Normalizing column names where needed.

In [12]:
to_keep = ['Title', 'Abstract', 'Notes','Published.Year', 'Covidence..', 'Inclusion', 'FullText_Inclusion',
           'Authors', 'Journal']

for key, dataset in reviews.items():
    
    if 'Published Year' in dataset.columns.tolist():
        dataset.rename(columns = {'Published Year':'Published.Year'}, 
                 inplace=True)
        
    if 'Covidence #' in dataset.columns.tolist():
        dataset.rename(columns = {'Covidence #':'Covidence..'}, 
                 inplace=True)
        
    filter_col = [col for col in dataset if col in to_keep]
    
    reviews[key] = dataset[filter_col]
    print(reviews[key].columns.tolist())

['Covidence..', 'Title', 'Authors', 'Abstract', 'Published.Year', 'Journal', 'Notes', 'Inclusion', 'FullText_Inclusion']

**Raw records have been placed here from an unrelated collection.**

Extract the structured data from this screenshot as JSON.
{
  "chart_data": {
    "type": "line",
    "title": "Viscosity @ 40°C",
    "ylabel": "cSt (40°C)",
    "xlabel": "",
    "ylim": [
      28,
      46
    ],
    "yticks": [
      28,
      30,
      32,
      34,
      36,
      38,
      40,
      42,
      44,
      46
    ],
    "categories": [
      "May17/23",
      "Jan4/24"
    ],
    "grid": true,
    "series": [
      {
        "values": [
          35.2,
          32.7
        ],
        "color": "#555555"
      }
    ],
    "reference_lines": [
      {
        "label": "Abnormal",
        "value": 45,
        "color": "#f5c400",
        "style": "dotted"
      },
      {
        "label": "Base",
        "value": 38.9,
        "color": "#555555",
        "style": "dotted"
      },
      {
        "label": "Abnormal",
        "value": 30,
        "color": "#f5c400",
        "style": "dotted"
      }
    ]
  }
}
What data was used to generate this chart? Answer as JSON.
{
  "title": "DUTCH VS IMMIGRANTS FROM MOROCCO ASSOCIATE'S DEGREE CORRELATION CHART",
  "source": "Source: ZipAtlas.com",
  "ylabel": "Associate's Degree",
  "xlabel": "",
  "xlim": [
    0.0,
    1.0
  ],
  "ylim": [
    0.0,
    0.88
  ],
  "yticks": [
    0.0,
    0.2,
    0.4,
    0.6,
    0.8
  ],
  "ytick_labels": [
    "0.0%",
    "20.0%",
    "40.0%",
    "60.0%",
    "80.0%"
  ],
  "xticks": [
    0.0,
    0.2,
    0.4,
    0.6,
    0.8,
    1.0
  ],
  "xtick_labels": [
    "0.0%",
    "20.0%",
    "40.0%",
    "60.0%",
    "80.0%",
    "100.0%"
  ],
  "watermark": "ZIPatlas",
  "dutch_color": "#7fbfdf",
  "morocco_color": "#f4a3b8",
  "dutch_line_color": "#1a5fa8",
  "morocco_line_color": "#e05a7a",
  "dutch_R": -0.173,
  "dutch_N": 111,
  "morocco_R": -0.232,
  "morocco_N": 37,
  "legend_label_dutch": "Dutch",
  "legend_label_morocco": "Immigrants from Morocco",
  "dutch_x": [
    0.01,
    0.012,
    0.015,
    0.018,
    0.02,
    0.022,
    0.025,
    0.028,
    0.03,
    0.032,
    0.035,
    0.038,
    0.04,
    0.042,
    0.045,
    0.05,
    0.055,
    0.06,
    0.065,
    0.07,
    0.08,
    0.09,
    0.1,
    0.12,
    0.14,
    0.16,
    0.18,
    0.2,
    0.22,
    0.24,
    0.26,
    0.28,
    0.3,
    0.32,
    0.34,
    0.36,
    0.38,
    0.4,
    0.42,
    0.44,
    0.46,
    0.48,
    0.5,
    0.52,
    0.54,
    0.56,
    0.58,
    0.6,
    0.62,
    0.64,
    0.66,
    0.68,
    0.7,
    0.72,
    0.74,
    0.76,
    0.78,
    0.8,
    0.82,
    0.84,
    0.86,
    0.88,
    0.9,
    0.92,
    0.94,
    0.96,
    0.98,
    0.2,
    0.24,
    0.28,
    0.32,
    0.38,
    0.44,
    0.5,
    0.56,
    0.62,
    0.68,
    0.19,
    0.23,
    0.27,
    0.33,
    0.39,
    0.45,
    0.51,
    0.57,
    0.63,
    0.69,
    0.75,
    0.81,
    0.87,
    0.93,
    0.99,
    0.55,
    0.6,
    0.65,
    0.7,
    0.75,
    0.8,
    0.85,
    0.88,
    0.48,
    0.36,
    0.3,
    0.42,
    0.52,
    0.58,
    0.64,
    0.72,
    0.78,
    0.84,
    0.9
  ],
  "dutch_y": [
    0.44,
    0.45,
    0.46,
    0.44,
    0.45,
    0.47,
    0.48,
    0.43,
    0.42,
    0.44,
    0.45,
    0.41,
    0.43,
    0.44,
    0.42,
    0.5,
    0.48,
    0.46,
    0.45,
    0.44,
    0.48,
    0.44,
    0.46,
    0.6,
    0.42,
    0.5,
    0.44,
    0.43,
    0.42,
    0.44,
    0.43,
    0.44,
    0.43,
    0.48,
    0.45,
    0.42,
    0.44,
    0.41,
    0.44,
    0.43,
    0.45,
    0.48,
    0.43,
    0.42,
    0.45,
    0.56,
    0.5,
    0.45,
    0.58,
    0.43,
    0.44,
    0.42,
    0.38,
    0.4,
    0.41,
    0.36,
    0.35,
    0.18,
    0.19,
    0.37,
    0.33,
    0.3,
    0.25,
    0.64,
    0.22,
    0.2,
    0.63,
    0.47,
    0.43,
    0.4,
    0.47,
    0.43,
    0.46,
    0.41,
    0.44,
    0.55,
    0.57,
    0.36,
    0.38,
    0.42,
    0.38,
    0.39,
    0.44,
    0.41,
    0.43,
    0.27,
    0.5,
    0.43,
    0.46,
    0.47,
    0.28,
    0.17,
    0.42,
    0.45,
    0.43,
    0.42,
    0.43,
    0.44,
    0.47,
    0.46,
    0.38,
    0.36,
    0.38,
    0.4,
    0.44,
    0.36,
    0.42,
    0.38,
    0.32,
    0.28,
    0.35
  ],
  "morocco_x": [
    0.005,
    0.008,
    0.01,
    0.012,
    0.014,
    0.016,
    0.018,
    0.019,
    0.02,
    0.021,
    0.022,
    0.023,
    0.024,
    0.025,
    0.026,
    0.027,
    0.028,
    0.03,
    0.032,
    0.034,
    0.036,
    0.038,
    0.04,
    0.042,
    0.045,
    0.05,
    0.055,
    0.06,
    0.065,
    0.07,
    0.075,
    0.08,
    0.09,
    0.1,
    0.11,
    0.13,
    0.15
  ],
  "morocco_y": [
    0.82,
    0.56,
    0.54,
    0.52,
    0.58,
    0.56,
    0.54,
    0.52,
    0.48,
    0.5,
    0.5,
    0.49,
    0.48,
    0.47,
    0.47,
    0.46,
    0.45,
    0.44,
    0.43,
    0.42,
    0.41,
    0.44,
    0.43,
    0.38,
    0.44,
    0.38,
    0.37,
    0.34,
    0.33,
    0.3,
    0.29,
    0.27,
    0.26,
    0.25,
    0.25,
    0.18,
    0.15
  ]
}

## Pre-Processing the Data

Purely data pre-processing here, ie. not NLP pre-processing

Here we add a unique column identifier (`unq_id`) that can be created from the original data by taking the index along with other pre-processing.


In [13]:
for key, dataset in reviews.items():
    # drop empty abstracts before concatenating them 
    print(key)
    reviews[key] = preprocess_df(reviews[key])

sample
	Before 200
	After 200



From Chantal: 
Clean up and preprocess text: remove special characters, punctuation, tokenize, lemmatize, remove any repeated information (e.g., headings), replace NaNs with 0s

In [14]:
for key, dataset in reviews.items():
    print(key)
    dataset[['All_Text_Clean']] = dataset[['All_Text']].apply(lambda x: clean_text(x))
    dataset['All_Text_Clean'] = dataset['All_Text_Clean'].str.join(' ')
    
    dataset[['Metadata_Clean']] = dataset[['Metadata']].apply(lambda x: clean_text(x))
    dataset['Metadata_Clean'] = dataset['Metadata_Clean'].str.join(' ')

sample


## Save down the resulting data

In [15]:
# save relevant columns

    
for key,dataset in reviews.items():
    out_fn = os.path.join(output_dir, key + '_oct.tsv')
    
    #if not os.path.isfile(fn):
    if 'FullText_Inclusion' not in dataset.columns.tolist():
        dataset[['unq_id', 'All_Text_Clean', 'Metadata_Clean', 'Inclusion','Covidence..',
                 'Title', 'Abstract', 'All_Text', 'Metadata']].to_csv(out_fn, index = False, sep = '\t', quoting=csv.QUOTE_NONNUMERIC)
    else: 
        dataset[['unq_id', 'All_Text_Clean', 'Metadata_Clean', 'Inclusion', 'FullText_Inclusion', 'Covidence..',
                 'Title', 'Abstract', 'All_Text', 'Metadata']].to_csv(out_fn, index = False, sep = '\t', quoting=csv.QUOTE_NONNUMERIC)

    print('{} successfully saved!'.format(out_fn))

../cleaned_data/sample_oct.tsv successfully saved!